Footage shows daredevil models swim in crocodile-infested waters for photoshoot

In order to make your mark these days, you really have to be quite "out there". It's not enough just to have a slightly artsy hairstyle or to drive one of those fancy-looking classic cars; instead, you need a sleeve full of obscure tattoos, some kind of unnecessarily exotic pet, and a name like "Apple" or "CtrlAltDelete".

And the same can be said for the modelling world.

Whatever standard photoshoot you can think of, it's been done before. On a skyscraper? Done. In the middle of a storm? Done. Beside the sea? Done, done, a million times DONE.
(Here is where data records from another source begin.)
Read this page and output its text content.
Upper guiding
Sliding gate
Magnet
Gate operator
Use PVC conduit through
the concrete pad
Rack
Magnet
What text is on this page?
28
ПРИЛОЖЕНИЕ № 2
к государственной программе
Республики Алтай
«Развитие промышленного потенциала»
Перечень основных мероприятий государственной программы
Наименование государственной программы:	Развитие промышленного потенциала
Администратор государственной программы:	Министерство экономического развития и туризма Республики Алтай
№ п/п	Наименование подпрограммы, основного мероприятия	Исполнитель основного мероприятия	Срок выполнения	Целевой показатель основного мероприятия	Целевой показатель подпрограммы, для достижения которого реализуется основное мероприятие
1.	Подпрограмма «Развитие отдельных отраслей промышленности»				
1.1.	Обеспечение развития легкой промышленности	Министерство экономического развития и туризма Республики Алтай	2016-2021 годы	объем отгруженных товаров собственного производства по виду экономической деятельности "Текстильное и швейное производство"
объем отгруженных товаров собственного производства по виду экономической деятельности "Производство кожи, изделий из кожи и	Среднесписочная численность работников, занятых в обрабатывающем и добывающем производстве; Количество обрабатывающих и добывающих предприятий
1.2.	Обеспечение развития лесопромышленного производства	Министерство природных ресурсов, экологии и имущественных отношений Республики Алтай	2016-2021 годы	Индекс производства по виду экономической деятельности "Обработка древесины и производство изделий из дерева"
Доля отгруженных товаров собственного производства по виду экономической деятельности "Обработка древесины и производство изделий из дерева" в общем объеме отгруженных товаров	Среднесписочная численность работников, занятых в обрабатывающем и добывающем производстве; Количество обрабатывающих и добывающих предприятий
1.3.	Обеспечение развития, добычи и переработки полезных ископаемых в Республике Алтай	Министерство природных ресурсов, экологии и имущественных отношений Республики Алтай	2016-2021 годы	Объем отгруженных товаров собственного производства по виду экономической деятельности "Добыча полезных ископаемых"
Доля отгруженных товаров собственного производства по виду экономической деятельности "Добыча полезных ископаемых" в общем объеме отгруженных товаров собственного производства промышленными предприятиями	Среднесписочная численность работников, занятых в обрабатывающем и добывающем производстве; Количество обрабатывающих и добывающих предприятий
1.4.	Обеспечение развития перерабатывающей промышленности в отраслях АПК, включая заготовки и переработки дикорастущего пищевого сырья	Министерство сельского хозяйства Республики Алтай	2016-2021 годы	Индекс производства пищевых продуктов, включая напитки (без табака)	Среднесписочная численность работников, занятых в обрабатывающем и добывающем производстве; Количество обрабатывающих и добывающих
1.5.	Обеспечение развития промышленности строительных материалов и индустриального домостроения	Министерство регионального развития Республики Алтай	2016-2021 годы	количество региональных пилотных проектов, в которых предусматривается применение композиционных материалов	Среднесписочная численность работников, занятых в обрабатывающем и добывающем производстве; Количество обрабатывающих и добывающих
But what about in the sea? Not just any sea, though, but crocodile-infested waters.

Well, it may sound crazy, but that's exactly what one group of models did in order to get the perfect glamour shots.

Ken Keifer, a photographer, took two models - one of whom was his wife, Kimber - to the Reserva de la Biosfera Banco Chinchorro in Mexico in order to get some (literally) fierce shots of them swimming with crocs.

"Kimber had wanted to try this for a few years and we made the journey a couple of times before the situation was right for an attempt," Keifer explained.

The vicious creatures were lured out using lionfish, and the models were then accompanied by experienced divers in order to approach them. Very carefully, they positioned themselves near the huge reptilian beasts, making sure not to get too close for fear of agitating them.

And the photos are stunning.

Keifer also managed to get some astounding footage from the shoot, which he posted on his Instagram page:

A quick look through the photographer's and models' social media feeds shows that they are no strangers to the occasional bit of underwater danger, however, and have previously worked with stingrays, sharks, and a whole host of other potentially-vicious animals.

So, if you really want to stand out from the crowd, take a leaf from these guys' books and get yourself a photoshoot with a man-eating predator. Or, you know, stick to the safe route and get a nose ring or something. You might not look as cool, but at least you can guarantee that all your limbs will stay intact.